Il caffè, quello vero, quello buono, è una cosa seria. Che, della cultura italiana, è parte integrante. Per questo Alfonso Bialetti, colui che nel 1933 inventò la moka, si merita un posto d’onore nella memoria di tutti noi (che senza caffè al risveglio non ci sogniamo di iniziare la giornata). Proprio a lui che ha fatto la storia del Made in Italy, è dedicata la seconda tappa dell’esposizione La Moka si mette in mostra. Un’intuizione geniale diventata mito, allestita alle Scuderie di Palazzo Ruspoli a Roma e aperta al pubblico dal primo al 12 ottobre. Realizzata in collaborazione con Bialetti Industrie, dopo Roma la mostra girerà tutta l’Italia, fino ad arrivare all’Expo di Milano, dove grande spazio sarà dato proprio al caffè. 
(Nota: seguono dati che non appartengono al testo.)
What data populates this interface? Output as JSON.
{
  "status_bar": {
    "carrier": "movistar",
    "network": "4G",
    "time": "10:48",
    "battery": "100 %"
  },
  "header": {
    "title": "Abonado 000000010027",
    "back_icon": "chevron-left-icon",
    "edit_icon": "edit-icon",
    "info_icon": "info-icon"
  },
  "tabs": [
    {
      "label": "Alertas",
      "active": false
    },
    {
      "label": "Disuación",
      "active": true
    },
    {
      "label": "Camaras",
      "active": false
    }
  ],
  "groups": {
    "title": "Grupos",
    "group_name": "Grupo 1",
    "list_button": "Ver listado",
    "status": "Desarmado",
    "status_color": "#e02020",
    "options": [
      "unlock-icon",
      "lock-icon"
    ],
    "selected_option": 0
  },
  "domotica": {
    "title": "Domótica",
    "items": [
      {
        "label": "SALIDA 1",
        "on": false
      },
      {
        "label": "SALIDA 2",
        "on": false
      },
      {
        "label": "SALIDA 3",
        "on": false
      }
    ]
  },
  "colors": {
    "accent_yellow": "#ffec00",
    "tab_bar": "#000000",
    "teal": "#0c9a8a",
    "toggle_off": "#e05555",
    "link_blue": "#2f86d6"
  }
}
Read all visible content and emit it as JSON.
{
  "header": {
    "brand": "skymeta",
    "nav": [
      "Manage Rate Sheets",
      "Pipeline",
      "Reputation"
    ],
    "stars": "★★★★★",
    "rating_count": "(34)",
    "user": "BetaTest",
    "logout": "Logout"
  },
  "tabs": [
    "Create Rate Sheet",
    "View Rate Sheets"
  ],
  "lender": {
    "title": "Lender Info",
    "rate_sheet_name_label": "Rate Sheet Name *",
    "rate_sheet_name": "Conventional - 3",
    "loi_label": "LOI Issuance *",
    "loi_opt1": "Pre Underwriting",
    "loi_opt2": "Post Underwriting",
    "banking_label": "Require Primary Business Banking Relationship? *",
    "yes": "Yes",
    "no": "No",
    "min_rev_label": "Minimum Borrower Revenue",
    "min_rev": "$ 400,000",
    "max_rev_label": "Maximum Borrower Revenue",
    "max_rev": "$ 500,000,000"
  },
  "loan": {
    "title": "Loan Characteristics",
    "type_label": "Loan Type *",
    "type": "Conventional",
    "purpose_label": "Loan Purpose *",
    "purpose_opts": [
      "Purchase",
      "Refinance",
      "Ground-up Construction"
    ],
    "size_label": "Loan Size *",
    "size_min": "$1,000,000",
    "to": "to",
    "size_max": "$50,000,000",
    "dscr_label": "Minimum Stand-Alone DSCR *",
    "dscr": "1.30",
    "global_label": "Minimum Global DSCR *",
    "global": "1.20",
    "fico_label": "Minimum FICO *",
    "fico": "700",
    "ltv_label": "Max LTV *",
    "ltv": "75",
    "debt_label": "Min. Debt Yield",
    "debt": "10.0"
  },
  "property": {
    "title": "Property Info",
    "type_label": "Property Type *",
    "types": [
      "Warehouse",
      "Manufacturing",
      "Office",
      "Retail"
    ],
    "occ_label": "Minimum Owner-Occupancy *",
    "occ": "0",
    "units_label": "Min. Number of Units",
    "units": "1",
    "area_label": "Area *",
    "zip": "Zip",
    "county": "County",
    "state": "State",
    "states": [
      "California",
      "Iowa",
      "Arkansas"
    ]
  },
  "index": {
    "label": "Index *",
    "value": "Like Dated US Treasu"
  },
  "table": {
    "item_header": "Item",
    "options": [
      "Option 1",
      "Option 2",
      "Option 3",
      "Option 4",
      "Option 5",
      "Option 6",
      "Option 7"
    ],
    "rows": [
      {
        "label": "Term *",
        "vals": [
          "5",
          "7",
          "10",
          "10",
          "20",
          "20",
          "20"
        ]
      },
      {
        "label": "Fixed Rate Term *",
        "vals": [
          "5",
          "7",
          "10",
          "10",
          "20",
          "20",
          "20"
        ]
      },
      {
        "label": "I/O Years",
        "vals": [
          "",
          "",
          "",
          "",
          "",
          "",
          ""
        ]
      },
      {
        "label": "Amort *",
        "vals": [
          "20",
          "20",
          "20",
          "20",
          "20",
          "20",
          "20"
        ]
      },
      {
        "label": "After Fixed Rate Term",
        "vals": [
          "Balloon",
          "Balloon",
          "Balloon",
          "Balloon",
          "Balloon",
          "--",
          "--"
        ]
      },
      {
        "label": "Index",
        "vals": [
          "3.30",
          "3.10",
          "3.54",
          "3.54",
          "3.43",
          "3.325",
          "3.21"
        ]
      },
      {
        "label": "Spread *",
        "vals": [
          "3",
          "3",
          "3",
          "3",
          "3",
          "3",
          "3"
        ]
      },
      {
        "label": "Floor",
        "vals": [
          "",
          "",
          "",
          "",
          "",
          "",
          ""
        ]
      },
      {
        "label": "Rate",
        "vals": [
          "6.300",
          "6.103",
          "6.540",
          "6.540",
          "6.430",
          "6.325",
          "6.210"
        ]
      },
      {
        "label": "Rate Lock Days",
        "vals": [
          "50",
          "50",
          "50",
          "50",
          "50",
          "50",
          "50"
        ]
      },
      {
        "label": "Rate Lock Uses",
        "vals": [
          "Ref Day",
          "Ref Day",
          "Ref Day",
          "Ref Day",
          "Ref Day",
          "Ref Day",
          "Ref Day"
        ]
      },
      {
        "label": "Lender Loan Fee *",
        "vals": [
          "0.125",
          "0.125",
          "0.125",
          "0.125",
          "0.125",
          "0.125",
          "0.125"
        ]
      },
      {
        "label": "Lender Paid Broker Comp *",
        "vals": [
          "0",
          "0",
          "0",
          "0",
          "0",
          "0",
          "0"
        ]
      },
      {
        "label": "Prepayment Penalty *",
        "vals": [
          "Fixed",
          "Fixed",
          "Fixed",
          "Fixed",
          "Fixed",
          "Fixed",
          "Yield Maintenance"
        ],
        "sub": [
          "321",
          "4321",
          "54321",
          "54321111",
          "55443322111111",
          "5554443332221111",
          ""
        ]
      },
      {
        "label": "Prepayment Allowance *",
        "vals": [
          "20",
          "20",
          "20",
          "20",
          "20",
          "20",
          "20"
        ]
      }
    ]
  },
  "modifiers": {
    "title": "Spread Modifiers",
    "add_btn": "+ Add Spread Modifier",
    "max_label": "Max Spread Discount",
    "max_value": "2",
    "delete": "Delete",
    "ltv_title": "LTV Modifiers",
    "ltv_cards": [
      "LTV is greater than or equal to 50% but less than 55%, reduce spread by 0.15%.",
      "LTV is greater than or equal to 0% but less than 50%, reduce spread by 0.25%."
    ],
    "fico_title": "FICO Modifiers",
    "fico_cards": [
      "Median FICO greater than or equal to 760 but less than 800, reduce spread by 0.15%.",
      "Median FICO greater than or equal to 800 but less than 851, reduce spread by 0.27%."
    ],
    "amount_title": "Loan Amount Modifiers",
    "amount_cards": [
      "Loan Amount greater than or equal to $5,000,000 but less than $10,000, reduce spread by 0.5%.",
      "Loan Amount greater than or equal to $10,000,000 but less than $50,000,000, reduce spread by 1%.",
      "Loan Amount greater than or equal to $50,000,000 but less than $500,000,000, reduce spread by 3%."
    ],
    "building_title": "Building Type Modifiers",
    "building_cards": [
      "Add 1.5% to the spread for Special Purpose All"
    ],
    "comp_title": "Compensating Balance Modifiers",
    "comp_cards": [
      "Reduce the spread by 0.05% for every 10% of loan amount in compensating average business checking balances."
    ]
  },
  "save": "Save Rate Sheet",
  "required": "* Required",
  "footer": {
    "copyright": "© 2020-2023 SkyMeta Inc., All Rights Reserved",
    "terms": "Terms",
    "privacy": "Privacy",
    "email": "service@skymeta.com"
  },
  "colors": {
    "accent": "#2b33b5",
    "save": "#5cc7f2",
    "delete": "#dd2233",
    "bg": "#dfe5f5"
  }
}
Dalla scoperta delle piante del caffè, alla diffusione iniziata nello Yemen – dalla città di Al Mocha quella che dà il nome all’oggetto di culto di ogni italiano – la mostra è un viaggio nelle tradizioni del caffè visto con gli occhi di una moka. E poi tante curiosità, le caffettiere storiche della collezione privata di Andrea Moretto, le pubblicità, quelle in cui appare l’Omino coi baffi a noi oggi tanto familiare. Andando alla mostra scoprirete anche cose buffe, tipo che la moka deve la sua forma dalla moglie di Bialetti che era fatta proprio così: spalle larghe, vita stretta, gonna ampia e mano sul fianco.